Where databases are described, it will be understood by one of ordinary skill in the art that (i) alternative database structures to those described may be readily employed, and (ii) other memory structures besides databases may be readily employed. Any illustrations or descriptions of any sample databases presented herein are illustrative arrangements for stored representations of information. Any number of other arrangements may be employed besides those suggested by, e.g., tables illustrated in drawings or elsewhere. Similarly, any illustrated entries of the databases represent exemplary information only; one of ordinary skill in the art will understand that the number and content of the entries can be different from those described herein. Further, despite any depiction of the databases as tables, other formats (including relational databases, object-based models, hierarchical electronic file structures, and/or distributed databases) could be used to store and manipulate the data types described herein. Likewise, object methods or behaviors of a database can be used to implement various processes, such as the described herein. In addition, the databases may, in a known manner, be stored locally or remotely from a device that accesses data in such a database. Furthermore, while unified databases may be contemplated, it is also possible that the databases may be distributed and/or duplicated amongst a variety of devices.

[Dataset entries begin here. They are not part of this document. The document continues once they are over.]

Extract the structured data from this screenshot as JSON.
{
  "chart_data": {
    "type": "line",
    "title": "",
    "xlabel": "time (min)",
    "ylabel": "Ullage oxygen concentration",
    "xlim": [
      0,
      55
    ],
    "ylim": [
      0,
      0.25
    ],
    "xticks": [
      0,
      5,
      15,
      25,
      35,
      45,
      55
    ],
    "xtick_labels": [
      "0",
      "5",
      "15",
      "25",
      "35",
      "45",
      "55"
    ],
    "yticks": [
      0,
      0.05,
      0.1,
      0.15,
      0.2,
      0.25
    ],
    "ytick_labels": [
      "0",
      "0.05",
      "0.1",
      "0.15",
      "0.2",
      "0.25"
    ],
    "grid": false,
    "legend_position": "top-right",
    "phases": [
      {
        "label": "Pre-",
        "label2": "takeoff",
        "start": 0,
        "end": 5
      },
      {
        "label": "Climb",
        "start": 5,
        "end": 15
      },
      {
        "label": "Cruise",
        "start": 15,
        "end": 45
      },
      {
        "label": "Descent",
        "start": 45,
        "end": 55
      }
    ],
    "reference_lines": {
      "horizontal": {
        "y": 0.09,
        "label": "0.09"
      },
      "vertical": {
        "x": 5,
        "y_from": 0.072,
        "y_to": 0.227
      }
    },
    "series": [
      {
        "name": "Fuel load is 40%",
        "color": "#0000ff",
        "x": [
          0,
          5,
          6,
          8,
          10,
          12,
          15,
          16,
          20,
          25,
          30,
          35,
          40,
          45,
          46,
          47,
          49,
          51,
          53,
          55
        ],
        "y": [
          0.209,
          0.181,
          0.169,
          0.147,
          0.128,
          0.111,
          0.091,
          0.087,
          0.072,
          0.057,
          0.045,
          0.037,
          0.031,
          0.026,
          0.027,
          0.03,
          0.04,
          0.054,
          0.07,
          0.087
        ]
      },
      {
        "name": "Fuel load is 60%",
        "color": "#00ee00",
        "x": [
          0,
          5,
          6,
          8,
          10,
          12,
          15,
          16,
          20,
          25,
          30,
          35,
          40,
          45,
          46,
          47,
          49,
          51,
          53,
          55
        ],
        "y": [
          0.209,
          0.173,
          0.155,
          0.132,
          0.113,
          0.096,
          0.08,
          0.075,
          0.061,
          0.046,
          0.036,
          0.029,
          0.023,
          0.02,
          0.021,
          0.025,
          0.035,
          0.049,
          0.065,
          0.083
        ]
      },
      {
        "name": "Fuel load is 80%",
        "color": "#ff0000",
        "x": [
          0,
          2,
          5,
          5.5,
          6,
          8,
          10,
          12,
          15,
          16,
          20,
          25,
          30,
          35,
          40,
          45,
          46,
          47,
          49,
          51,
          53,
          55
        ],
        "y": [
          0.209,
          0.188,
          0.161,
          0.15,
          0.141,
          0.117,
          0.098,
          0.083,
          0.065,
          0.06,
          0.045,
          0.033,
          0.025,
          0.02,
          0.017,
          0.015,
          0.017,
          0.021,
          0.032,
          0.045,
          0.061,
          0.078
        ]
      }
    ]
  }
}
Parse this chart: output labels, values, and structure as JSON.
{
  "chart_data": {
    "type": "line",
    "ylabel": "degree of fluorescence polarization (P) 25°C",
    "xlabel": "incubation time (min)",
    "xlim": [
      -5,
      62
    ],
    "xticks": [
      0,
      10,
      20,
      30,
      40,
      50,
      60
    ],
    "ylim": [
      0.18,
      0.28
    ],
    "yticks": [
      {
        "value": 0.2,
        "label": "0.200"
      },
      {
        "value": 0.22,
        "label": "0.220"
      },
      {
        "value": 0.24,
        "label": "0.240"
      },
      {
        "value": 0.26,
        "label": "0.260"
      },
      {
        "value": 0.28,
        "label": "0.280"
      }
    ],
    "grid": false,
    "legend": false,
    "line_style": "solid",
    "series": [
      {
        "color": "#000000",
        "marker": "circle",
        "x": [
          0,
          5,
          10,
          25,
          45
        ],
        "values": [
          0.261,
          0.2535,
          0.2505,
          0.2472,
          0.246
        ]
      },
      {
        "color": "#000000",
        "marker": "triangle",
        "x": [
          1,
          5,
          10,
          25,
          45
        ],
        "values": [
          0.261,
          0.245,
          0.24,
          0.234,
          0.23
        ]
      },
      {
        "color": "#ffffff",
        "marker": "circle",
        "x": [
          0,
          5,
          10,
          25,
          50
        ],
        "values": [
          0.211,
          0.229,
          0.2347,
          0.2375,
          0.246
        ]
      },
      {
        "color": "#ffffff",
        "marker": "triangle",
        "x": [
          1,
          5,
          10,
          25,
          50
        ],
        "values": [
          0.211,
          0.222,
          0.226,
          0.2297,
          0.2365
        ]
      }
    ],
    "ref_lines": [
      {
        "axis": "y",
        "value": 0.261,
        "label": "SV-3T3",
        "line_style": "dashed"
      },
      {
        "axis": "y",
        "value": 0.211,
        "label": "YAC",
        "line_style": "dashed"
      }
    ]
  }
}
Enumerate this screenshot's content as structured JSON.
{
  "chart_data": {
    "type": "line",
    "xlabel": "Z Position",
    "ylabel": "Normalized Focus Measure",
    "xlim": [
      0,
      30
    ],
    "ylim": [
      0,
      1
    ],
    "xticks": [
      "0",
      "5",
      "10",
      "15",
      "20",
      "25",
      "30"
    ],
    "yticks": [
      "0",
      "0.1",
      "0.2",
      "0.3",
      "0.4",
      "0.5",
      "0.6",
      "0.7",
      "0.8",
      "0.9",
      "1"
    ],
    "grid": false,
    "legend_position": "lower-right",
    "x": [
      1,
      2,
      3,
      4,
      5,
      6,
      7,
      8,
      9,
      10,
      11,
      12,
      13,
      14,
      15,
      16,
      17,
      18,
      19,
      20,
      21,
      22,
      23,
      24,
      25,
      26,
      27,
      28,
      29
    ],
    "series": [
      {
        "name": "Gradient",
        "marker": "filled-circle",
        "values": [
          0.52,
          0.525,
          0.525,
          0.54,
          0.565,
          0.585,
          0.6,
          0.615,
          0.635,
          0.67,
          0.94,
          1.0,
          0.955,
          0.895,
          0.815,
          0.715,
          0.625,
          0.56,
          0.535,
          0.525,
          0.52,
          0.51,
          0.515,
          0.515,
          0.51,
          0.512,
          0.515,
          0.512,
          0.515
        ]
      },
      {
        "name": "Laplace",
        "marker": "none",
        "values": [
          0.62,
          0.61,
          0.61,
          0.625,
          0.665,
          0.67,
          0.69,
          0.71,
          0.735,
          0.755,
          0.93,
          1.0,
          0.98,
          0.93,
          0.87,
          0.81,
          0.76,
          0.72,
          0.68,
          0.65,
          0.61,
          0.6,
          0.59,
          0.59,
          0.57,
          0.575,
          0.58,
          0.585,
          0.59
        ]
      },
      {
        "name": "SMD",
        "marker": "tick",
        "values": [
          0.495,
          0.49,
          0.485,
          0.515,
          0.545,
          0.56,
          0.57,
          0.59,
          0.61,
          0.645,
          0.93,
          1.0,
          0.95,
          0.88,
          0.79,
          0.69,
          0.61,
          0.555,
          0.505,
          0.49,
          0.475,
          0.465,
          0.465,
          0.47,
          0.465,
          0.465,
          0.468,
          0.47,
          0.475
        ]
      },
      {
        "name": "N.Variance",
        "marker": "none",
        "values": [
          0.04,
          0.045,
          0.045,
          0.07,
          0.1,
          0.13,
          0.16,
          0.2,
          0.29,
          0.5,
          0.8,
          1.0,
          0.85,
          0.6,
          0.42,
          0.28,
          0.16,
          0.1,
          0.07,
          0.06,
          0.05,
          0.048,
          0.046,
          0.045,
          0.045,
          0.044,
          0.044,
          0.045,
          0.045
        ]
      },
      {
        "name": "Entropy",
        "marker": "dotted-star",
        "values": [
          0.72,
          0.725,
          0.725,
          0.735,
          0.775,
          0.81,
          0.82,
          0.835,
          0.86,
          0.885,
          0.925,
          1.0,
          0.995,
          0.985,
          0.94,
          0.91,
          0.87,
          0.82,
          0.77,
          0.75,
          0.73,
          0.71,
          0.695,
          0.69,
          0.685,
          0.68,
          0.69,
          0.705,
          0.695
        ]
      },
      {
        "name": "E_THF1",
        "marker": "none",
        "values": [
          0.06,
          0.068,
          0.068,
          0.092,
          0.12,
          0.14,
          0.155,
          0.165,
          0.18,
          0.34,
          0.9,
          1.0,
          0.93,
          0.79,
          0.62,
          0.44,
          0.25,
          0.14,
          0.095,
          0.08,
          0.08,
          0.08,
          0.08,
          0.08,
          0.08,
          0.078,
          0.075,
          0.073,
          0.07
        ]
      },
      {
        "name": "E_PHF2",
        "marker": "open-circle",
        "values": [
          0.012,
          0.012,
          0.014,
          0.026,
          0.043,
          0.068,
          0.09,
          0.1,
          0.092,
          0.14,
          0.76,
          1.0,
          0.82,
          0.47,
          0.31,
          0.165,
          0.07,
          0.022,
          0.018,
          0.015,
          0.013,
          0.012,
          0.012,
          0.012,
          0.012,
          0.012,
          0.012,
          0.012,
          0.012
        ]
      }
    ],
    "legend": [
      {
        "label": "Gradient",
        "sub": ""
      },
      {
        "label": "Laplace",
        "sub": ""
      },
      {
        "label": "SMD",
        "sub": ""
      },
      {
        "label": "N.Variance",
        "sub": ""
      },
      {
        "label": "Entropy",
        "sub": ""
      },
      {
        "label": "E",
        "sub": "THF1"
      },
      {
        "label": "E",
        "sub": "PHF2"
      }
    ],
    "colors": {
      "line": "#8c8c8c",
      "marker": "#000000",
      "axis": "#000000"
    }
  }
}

As used herein a “network” is an environment wherein one or more computing devices may communicate with one another. Such devices may communicate directly or indirectly, via a wired or wireless medium such as the Internet, LAN, WAN or Ethernet (or IEEE 802.3), Token Ring, or via any appropriate communications means or combination of communications means. Exemplary protocols include but are not limited to: Bluetooth™, TDMA, CDMA, GSM, EDGE, GPRS, WCDMA, AMPS, D-AMPS, IEEE 802.11 (WI-FI), IEEE 802.3, SAP, SAS™ by IGT, OASIS™ by Aristocrat Technologies, SDS by Bally Gaming and Systems, ATP, TCP/IP, gaming device standard (GDS) published by the Gaming Standards Association of Fremont Calif., the best of breed (BOB), system to system (S2S), or the like. Note that if video signals or large files are being sent over the network, a broadband network may be used to alleviate delays associated with the transfer of such larg files, however, such is not strictly required. Each of the devices is adapted to communicate on such a communication means. Any number and type of machines may be in communication via the network. Where the network is the Internet, communications over the Internet may be through a website maintained by a computer on a remote server or over an online data network including commercial online service providers, bulletin board systems, and the like. In yet other embodiments, the devices may communicate with one another over RF, cable TV, satellite links, and the like. Where appropriate encryption or other security measures such as logins and passwords may be provided to protect proprietary or confidential information.
Communication among computers and devices may be encrypted to insure privacy and prevent fraud in any of a variety of ways well known in the art. Appropriate cryptographic protocols for bolstering system security are described in Schneier, APPLIED CRYPTOGRAPHY, PROTOCOLS, ALGORITHMS, AND SOURCE CODE IN C, John Wiley & Sons, Inc. 2d ed., 1996, which is incorporated by reference in its entirety.
The present disclosure provides, to one of ordinary skill in the art, an enabling description of several embodiments and/or inventions. Some of these embodiments and/or inventions may not be claimed in the present disclosure, but may nevertheless be claimed in one or more continuing applications that claim the benefit of priority of the present disclosure.